Until recently, men retired at 65 and women at 60. Today, neither will get a penny in state pension until they turn 66.
From 2026, the retirement age will start rising again, to 67. A decade or so after that, it will rise to 68, and will carry on climbing after that.
On current projections, future generations will have to carry on working until age 74.
Politicians have justified this by arguing that as people live longer, they’ll have to work longer, too. Rising life expectancy and the falling birthrate make the state pension unaffordable.
So far, it’s been a pretty convincing argument.
Not after today.
New figures from the Office for National Statistics show that average life expectancy for men and women in the UK has fallen significantly following the Covid pandemic.
Between 2019 and 2019, average UK life expectancy at birth was 79.3 years for men and 83.0 years for women
These figures have since fallen to 78.6 years for men – that’s a drop of more than a year – and 82.6 years for women.
Life expectancy at age 65 has also fallen. At that age, men are set to die 22 weeks earlier than before, while women will lose on average 15 weeks.
After decades of rising life expectancy, improvements have now “ground to a halt”, said Tom Selby, director of public policy at AJ Bell.
In fact, it’s worse than that.
For decades, it’s been taken as a given that life expectancy would continue increasing for each generation, due to health and medical advances.
That’s no longer the case, and the pandemic isn’t solely to blame.
Even before Covid struck, life expectancy improvements had pretty much stopped, Selby said. “Now they’re actually going backwards.”
Life expectancy at birth has fallen back to 2010 levels and Selby said: “This will place extra pressure on the next government to hold off on state pension age increases.”
I suspect falling life expectancy is already having some effect. Last year, there were rumours that the state pension age could rise to 68 early in the 2030s.
The government decided that was too controversial, and backed off. Now the decision will be made in the next Parliament. If life expectancy continues to fall, the case will be almost impossible to make.
The state pension age is tied up with the triple lock, too.
READ MORE: State pension warning as triple lock ‘cannot last forever’

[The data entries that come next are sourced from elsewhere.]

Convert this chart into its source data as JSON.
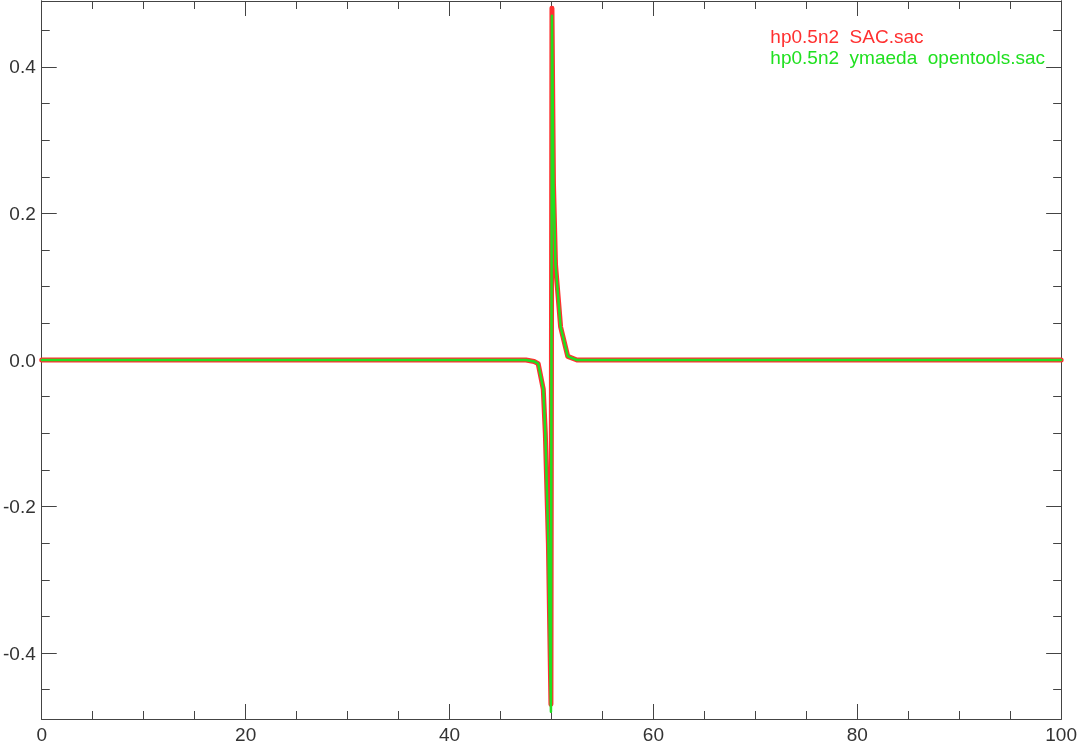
{
  "chart_data": {
    "type": "line",
    "legend": "top right",
    "xlim": [
      0,
      100
    ],
    "ylim": [
      -0.49,
      0.49
    ],
    "xticks": [
      0,
      {
        "value": 5,
        "label": null
      },
      {
        "value": 10,
        "label": null
      },
      {
        "value": 15,
        "label": null
      },
      20,
      {
        "value": 25,
        "label": null
      },
      {
        "value": 30,
        "label": null
      },
      {
        "value": 35,
        "label": null
      },
      40,
      {
        "value": 45,
        "label": null
      },
      {
        "value": 50,
        "label": null
      },
      {
        "value": 55,
        "label": null
      },
      60,
      {
        "value": 65,
        "label": null
      },
      {
        "value": 70,
        "label": null
      },
      {
        "value": 75,
        "label": null
      },
      80,
      {
        "value": 85,
        "label": null
      },
      {
        "value": 90,
        "label": null
      },
      {
        "value": 95,
        "label": null
      },
      100
    ],
    "yticks": [
      {
        "value": -0.45,
        "label": null
      },
      {
        "value": -0.4,
        "label": "-0.4"
      },
      {
        "value": -0.35,
        "label": null
      },
      {
        "value": -0.3,
        "label": null
      },
      {
        "value": -0.25,
        "label": null
      },
      {
        "value": -0.2,
        "label": "-0.2"
      },
      {
        "value": -0.15,
        "label": null
      },
      {
        "value": -0.1,
        "label": null
      },
      {
        "value": -0.05,
        "label": null
      },
      {
        "value": 0,
        "label": "0.0"
      },
      {
        "value": 0.05,
        "label": null
      },
      {
        "value": 0.1,
        "label": null
      },
      {
        "value": 0.15,
        "label": null
      },
      {
        "value": 0.2,
        "label": "0.2"
      },
      {
        "value": 0.25,
        "label": null
      },
      {
        "value": 0.3,
        "label": null
      },
      {
        "value": 0.35,
        "label": null
      },
      {
        "value": 0.4,
        "label": "0.4"
      },
      {
        "value": 0.45,
        "label": null
      }
    ],
    "series": [
      {
        "name": "hp0.5n2  SAC.sac",
        "color": "#ff3030",
        "x": [
          0,
          45,
          47.5,
          48.3,
          48.7,
          49.2,
          49.4,
          49.7,
          49.95,
          50.05,
          50.2,
          50.4,
          50.9,
          51.6,
          52.5,
          100
        ],
        "values": [
          0,
          0,
          0,
          -0.002,
          -0.005,
          -0.04,
          -0.1,
          -0.25,
          -0.47,
          0.48,
          0.24,
          0.13,
          0.045,
          0.005,
          0,
          0
        ]
      },
      {
        "name": "hp0.5n2  ymaeda  opentools.sac",
        "color": "#20e020",
        "x": [
          0,
          45,
          47.5,
          48.3,
          48.7,
          49.2,
          49.4,
          49.7,
          49.95,
          50.05,
          50.2,
          50.4,
          50.9,
          51.6,
          52.5,
          100
        ],
        "values": [
          0,
          0,
          0,
          -0.002,
          -0.005,
          -0.04,
          -0.1,
          -0.25,
          -0.48,
          0.47,
          0.24,
          0.13,
          0.045,
          0.005,
          0,
          0
        ]
      }
    ]
  }
}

The Treasury would love to see the back of the triple lock, again, claiming it’s too expensive. It was introduced to boost pensioner incomes, and it’s done exactly that.

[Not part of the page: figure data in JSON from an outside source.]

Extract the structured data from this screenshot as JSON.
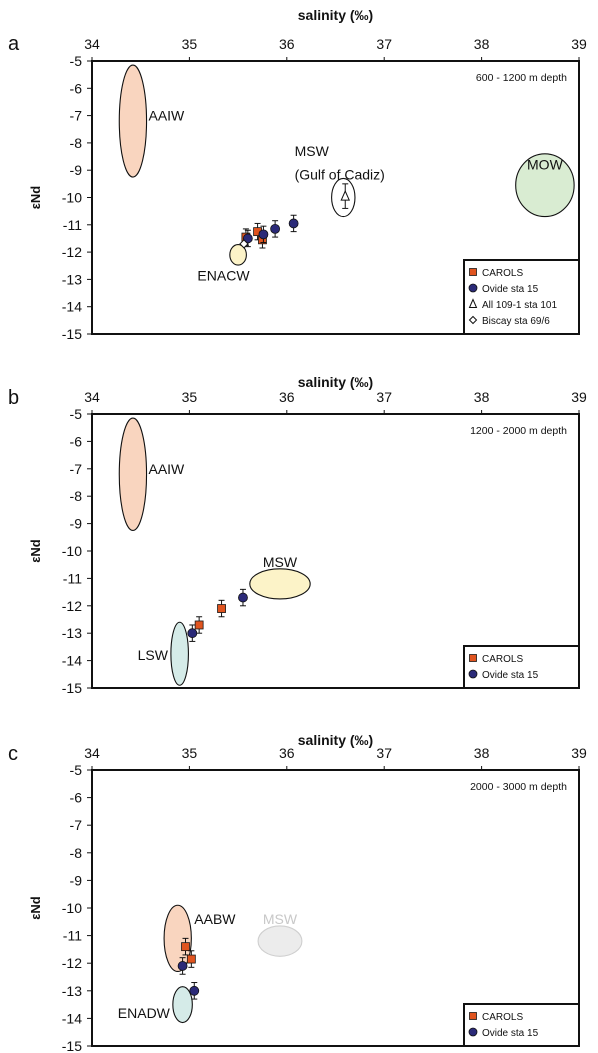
{
  "colors": {
    "carols": "#e0541f",
    "ovide": "#2b2a78",
    "aaiw": "#f9d5bf",
    "aabw": "#f9d5bf",
    "mow": "#d9ecd2",
    "msw_b": "#fcf3c8",
    "enacw": "#fcf3c8",
    "lsw": "#d5ebe8",
    "enadw": "#d5ebe8",
    "msw_c": "#ececec",
    "msw_c_text": "#c8c8c8"
  },
  "chart_data": [
    {
      "panel_letter": "a",
      "type": "scatter",
      "xlabel": "salinity (‰)",
      "ylabel": "εNd",
      "xlim": [
        34,
        39
      ],
      "ylim": [
        -15,
        -5
      ],
      "xticks": [
        "34",
        "35",
        "36",
        "37",
        "38",
        "39"
      ],
      "yticks": [
        "-5",
        "-6",
        "-7",
        "-8",
        "-9",
        "-10",
        "-11",
        "-12",
        "-13",
        "-14",
        "-15"
      ],
      "depth_label": "600 - 1200 m depth",
      "legend": [
        {
          "label": "CAROLS",
          "marker": "square"
        },
        {
          "label": "Ovide sta 15",
          "marker": "circle"
        },
        {
          "label": "All 109-1 sta 101",
          "marker": "triangle"
        },
        {
          "label": "Biscay sta 69/6",
          "marker": "diamond"
        }
      ],
      "water_masses": [
        {
          "label": "AAIW",
          "x": 34.42,
          "y": -7.2,
          "w": 0.28,
          "h": 4.1,
          "fill": "aaiw",
          "text": "default",
          "lx": 34.58,
          "ly": -7.0,
          "anchor": "start"
        },
        {
          "label": "MOW",
          "x": 38.65,
          "y": -9.55,
          "w": 0.6,
          "h": 2.3,
          "fill": "mow",
          "text": "default",
          "lx": 38.65,
          "ly": -8.8,
          "anchor": "middle"
        },
        {
          "label": "ENACW",
          "x": 35.5,
          "y": -12.1,
          "w": 0.17,
          "h": 0.75,
          "fill": "enacw",
          "text": "default",
          "lx": 35.35,
          "ly": -12.85,
          "anchor": "middle"
        },
        {
          "label": "",
          "x": 36.58,
          "y": -10.0,
          "w": 0.24,
          "h": 1.4,
          "fill": "none",
          "text": "default",
          "lx": 0,
          "ly": 0,
          "anchor": "start"
        }
      ],
      "texts": [
        {
          "text": "MSW",
          "x": 36.08,
          "y": -8.3
        },
        {
          "text": "(Gulf of Cadiz)",
          "x": 36.08,
          "y": -9.15
        }
      ],
      "series": [
        {
          "name": "CAROLS",
          "marker": "square",
          "points": [
            [
              35.58,
              -11.45,
              0.3
            ],
            [
              35.7,
              -11.25,
              0.3
            ],
            [
              35.75,
              -11.55,
              0.3
            ]
          ]
        },
        {
          "name": "Ovide sta 15",
          "marker": "circle",
          "points": [
            [
              35.6,
              -11.5,
              0.3
            ],
            [
              35.76,
              -11.35,
              0.3
            ],
            [
              35.88,
              -11.15,
              0.3
            ],
            [
              36.07,
              -10.95,
              0.3
            ]
          ]
        },
        {
          "name": "All 109-1 sta 101",
          "marker": "triangle",
          "points": [
            [
              36.6,
              -9.95,
              0.45
            ]
          ]
        },
        {
          "name": "Biscay sta 69/6",
          "marker": "diamond",
          "points": [
            [
              35.56,
              -11.7,
              0.0
            ]
          ]
        }
      ]
    },
    {
      "panel_letter": "b",
      "type": "scatter",
      "xlabel": "salinity (‰)",
      "ylabel": "εNd",
      "xlim": [
        34,
        39
      ],
      "ylim": [
        -15,
        -5
      ],
      "xticks": [
        "34",
        "35",
        "36",
        "37",
        "38",
        "39"
      ],
      "yticks": [
        "-5",
        "-6",
        "-7",
        "-8",
        "-9",
        "-10",
        "-11",
        "-12",
        "-13",
        "-14",
        "-15"
      ],
      "depth_label": "1200 - 2000 m depth",
      "legend": [
        {
          "label": "CAROLS",
          "marker": "square"
        },
        {
          "label": "Ovide sta 15",
          "marker": "circle"
        }
      ],
      "water_masses": [
        {
          "label": "AAIW",
          "x": 34.42,
          "y": -7.2,
          "w": 0.28,
          "h": 4.1,
          "fill": "aaiw",
          "text": "default",
          "lx": 34.58,
          "ly": -7.0,
          "anchor": "start"
        },
        {
          "label": "MSW",
          "x": 35.93,
          "y": -11.2,
          "w": 0.62,
          "h": 1.1,
          "fill": "msw_b",
          "text": "default",
          "lx": 35.93,
          "ly": -10.4,
          "anchor": "middle"
        },
        {
          "label": "LSW",
          "x": 34.9,
          "y": -13.75,
          "w": 0.18,
          "h": 2.3,
          "fill": "lsw",
          "text": "default",
          "lx": 34.78,
          "ly": -13.8,
          "anchor": "end"
        }
      ],
      "texts": [],
      "series": [
        {
          "name": "CAROLS",
          "marker": "square",
          "points": [
            [
              35.1,
              -12.7,
              0.3
            ],
            [
              35.33,
              -12.1,
              0.3
            ]
          ]
        },
        {
          "name": "Ovide sta 15",
          "marker": "circle",
          "points": [
            [
              35.03,
              -13.0,
              0.3
            ],
            [
              35.55,
              -11.7,
              0.3
            ]
          ]
        }
      ]
    },
    {
      "panel_letter": "c",
      "type": "scatter",
      "xlabel": "salinity (‰)",
      "ylabel": "εNd",
      "xlim": [
        34,
        39
      ],
      "ylim": [
        -15,
        -5
      ],
      "xticks": [
        "34",
        "35",
        "36",
        "37",
        "38",
        "39"
      ],
      "yticks": [
        "-5",
        "-6",
        "-7",
        "-8",
        "-9",
        "-10",
        "-11",
        "-12",
        "-13",
        "-14",
        "-15"
      ],
      "depth_label": "2000 - 3000 m depth",
      "legend": [
        {
          "label": "CAROLS",
          "marker": "square"
        },
        {
          "label": "Ovide sta 15",
          "marker": "circle"
        }
      ],
      "water_masses": [
        {
          "label": "AABW",
          "x": 34.88,
          "y": -11.1,
          "w": 0.28,
          "h": 2.4,
          "fill": "aabw",
          "text": "default",
          "lx": 35.05,
          "ly": -10.4,
          "anchor": "start"
        },
        {
          "label": "MSW",
          "x": 35.93,
          "y": -11.2,
          "w": 0.45,
          "h": 1.1,
          "fill": "msw_c",
          "text": "msw_c_text",
          "stroke": "#cfcfcf",
          "lx": 35.93,
          "ly": -10.4,
          "anchor": "middle"
        },
        {
          "label": "ENADW",
          "x": 34.93,
          "y": -13.5,
          "w": 0.2,
          "h": 1.3,
          "fill": "enadw",
          "text": "default",
          "lx": 34.8,
          "ly": -13.8,
          "anchor": "end"
        }
      ],
      "texts": [],
      "series": [
        {
          "name": "CAROLS",
          "marker": "square",
          "points": [
            [
              34.96,
              -11.4,
              0.3
            ],
            [
              35.02,
              -11.85,
              0.3
            ]
          ]
        },
        {
          "name": "Ovide sta 15",
          "marker": "circle",
          "points": [
            [
              34.93,
              -12.1,
              0.3
            ],
            [
              35.05,
              -13.0,
              0.3
            ]
          ]
        }
      ]
    }
  ]
}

No wonder the mandarins hate it.
That’s another decision that’s been pushed into the next Parliament. Politicians know that scrapping the triple lock would be massively unpopular.

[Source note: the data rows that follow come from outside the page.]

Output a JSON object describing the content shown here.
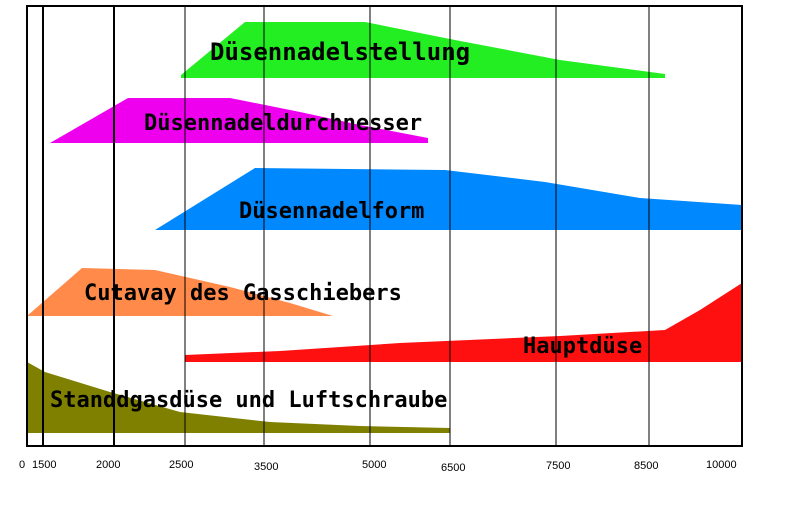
{
  "colors": {
    "background": "#ffffff",
    "frame": "#000000",
    "grid": "#000000",
    "needle_position": "#22ee22",
    "needle_diameter": "#ee00ee",
    "needle_shape": "#0088ff",
    "slide_cutaway": "#ff8a4a",
    "main_jet": "#ff1010",
    "idle_jet": "#808000"
  },
  "bands": {
    "needle_position": "Düsennadelstellung",
    "needle_diameter": "Düsennadeldurchnesser",
    "needle_shape": "Düsennadelform",
    "slide_cutaway": "Cutavay des Gasschiebers",
    "main_jet": "Hauptdüse",
    "idle_jet": "Standdgasdüse und Luftschraube"
  },
  "axis": {
    "ticks": [
      "0",
      "1500",
      "2000",
      "2500",
      "3500",
      "5000",
      "6500",
      "7500",
      "8500",
      "10000"
    ]
  }
}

The danger is that if politicians cannot use rising life expectancy as an excuse to make state pension savings, they will turn to the triple lock instead.
Of course, today’s figures cover the Covid years. With the pandemic largely over, life expectancy could start to resume its century-long increase.
I’m not convinced, though. Britons don’t exactly live healthy lifestyles.
There is also a huge gap in life expectancy, with those on low incomes dying much earlier than the better off.
We can’t keep expecting them to work into their late 60s or early 70s before qualifying for the state pension. Many will die first or before they get there, despite making decades of National Insurance contributions.
I suspect that today’s figures could prove a turning point in the state pension age debate. It may not rise inexorably after all, and hurrah for that.
I still fear for the triple lock, though.